Ontario Lacus, the largest lake in the southern hemisphere of Titan, whose liquid level has receded by nearly five meters over the last four years, causing its shore to fall by more than the nine kilometers in some areas. Other lake levels within the vicinity have also fallen, according to radar measurements made by the Cassini spacecraft.
According to Dr.Aharonson, the reason why Titan behaves as it should be , it is because of that rough rule for hydrological systems like Earth or Titan, which has been expecting that moisture would migrate seasonally from one hemisphere to the other, evaporating where it had been summer and precipitating where it had been winter.

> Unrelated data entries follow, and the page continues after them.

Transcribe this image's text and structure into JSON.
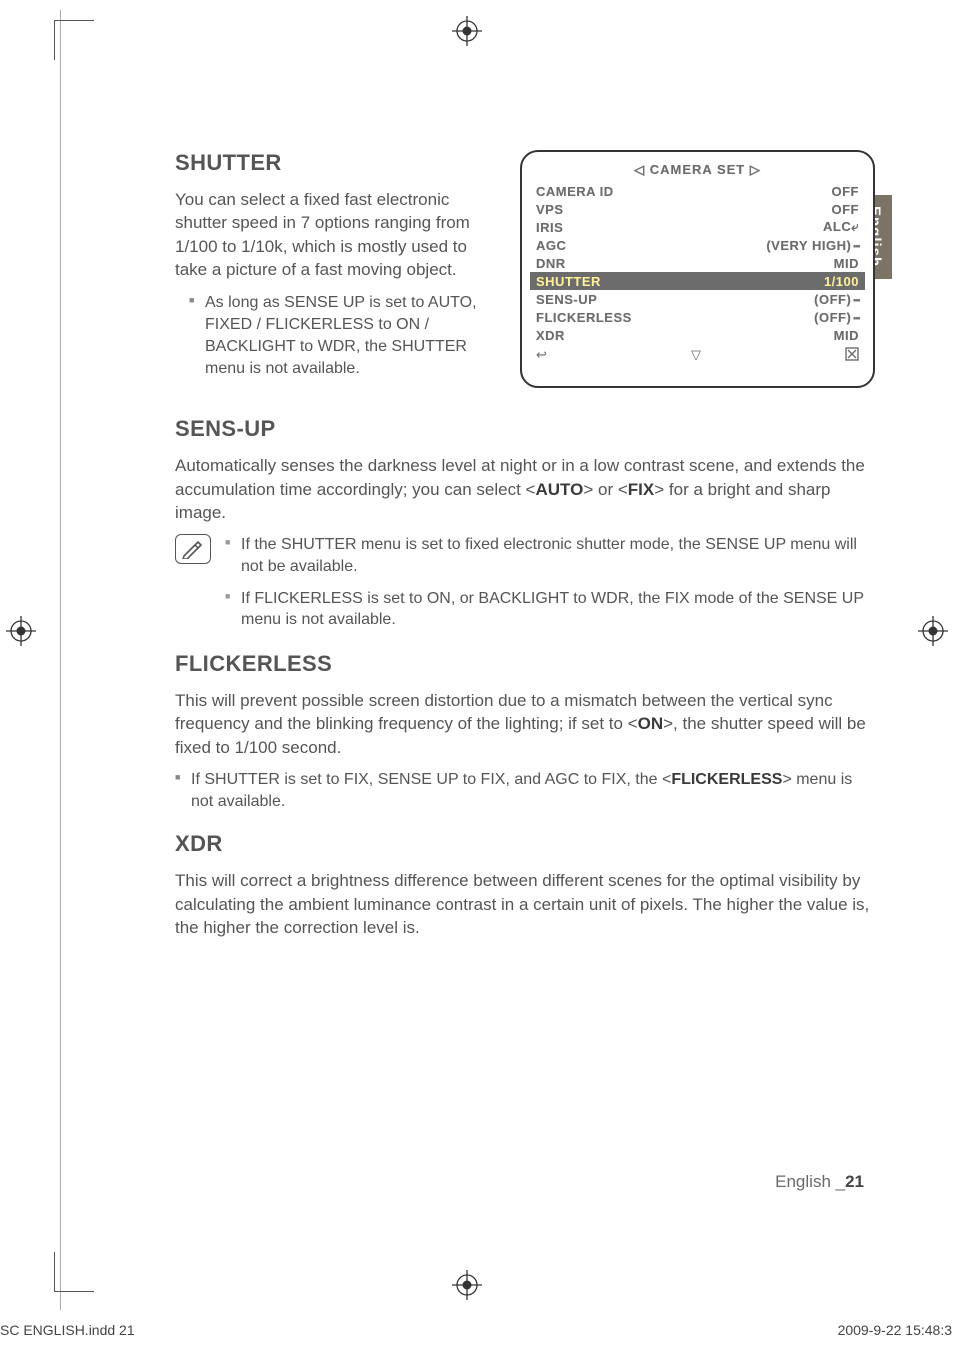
{
  "lang_tab": "English",
  "sections": {
    "shutter": {
      "title": "SHUTTER",
      "body": "You can select a fixed fast electronic shutter speed in 7 options ranging from 1/100 to 1/10k, which is mostly used to take a picture of a fast moving object.",
      "bullet1": "As long as SENSE UP is set to AUTO, FIXED / FLICKERLESS to ON / BACKLIGHT to WDR, the SHUTTER menu is not available."
    },
    "sensup": {
      "title": "SENS-UP",
      "body_pre": "Automatically senses the darkness level at night or in a low contrast scene, and extends the accumulation time accordingly; you can select <",
      "auto": "AUTO",
      "mid": "> or <",
      "fix": "FIX",
      "body_post": "> for a bright and sharp image.",
      "note1": "If the SHUTTER menu is set to fixed electronic shutter mode, the SENSE UP menu will not be available.",
      "note2": "If FLICKERLESS is set to ON, or BACKLIGHT to WDR, the FIX mode of the SENSE UP menu is not available."
    },
    "flickerless": {
      "title": "FLICKERLESS",
      "body_pre": "This will prevent possible screen distortion due to a mismatch between the vertical sync frequency and the blinking frequency of the lighting; if set to <",
      "on": "ON",
      "body_post": ">, the shutter speed will be fixed to 1/100 second.",
      "bullet_pre": "If SHUTTER is set to FIX, SENSE UP to FIX, and AGC to FIX, the <",
      "fl": "FLICKERLESS",
      "bullet_post": "> menu is not available."
    },
    "xdr": {
      "title": "XDR",
      "body": "This will correct a brightness difference between different scenes for the optimal visibility by calculating the ambient luminance contrast in a certain unit of pixels. The higher the value is, the higher the correction level is."
    }
  },
  "osd": {
    "title": "◁  CAMERA SET  ▷",
    "rows": [
      {
        "label": "CAMERA ID",
        "value": "OFF",
        "dots": ""
      },
      {
        "label": "VPS",
        "value": "OFF",
        "dots": ""
      },
      {
        "label": "IRIS",
        "value": "ALC⤶",
        "dots": ""
      },
      {
        "label": "AGC",
        "value": "(VERY HIGH)",
        "dots": " ┅"
      },
      {
        "label": "DNR",
        "value": "MID",
        "dots": ""
      },
      {
        "label": "SHUTTER",
        "value": "1/100",
        "dots": "",
        "highlight": true
      },
      {
        "label": "SENS-UP",
        "value": "(OFF)",
        "dots": " ┅"
      },
      {
        "label": "FLICKERLESS",
        "value": "(OFF)",
        "dots": " ┅"
      },
      {
        "label": "XDR",
        "value": "MID",
        "dots": ""
      }
    ],
    "back": "↩",
    "down": "▽",
    "close": "�ये"
  },
  "footer": {
    "lang": "English _",
    "page": "21"
  },
  "imprint": {
    "left": "SC ENGLISH.indd   21",
    "right": "2009-9-22   15:48:3"
  },
  "colors": {
    "text": "#555555",
    "highlight_bg": "#6c6c6c",
    "highlight_fg": "#fff29a",
    "tab_bg": "#7b7464"
  }
}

Titan’s atmosphere actual activation can be much more complicated according to Dr. Aharonson, heading to long recurring events in which one hemisphere or the other could be wetter or colder.
Due to the variables of Titan’s orbiting around Saturn and Saturn’s orbiting around the sun, Titan seems closer to the sun during its southern summer than in its northern hemisphere.
As a result, southern summers are currently shorter and more intense than their northern counterparts. Dr. Aharonson and his colleagues argued in a recent paper that this could cause liquid to accumulate more in the northern hemisphere than the southern hemisphere, leading to a net migration of methane to the north over the many years of Titan.
That kind of migration has construed why the area covered by lakes in the north is about a hundred times the area of all the lakes in the southern hemisphere
Dr. Aharonson pointed out that the evaporation rate of Ontario Lacus, which is a meter a year, is not sufficient to fill up all the lakes in the north for one season, implying some longer term responses is at work.
The evaporation rate, Dr. Aharonson said also sends a strong message about what the lakes are made of, namely pure methane, as opposed to heavier ethane or some other chemical which is less volatile.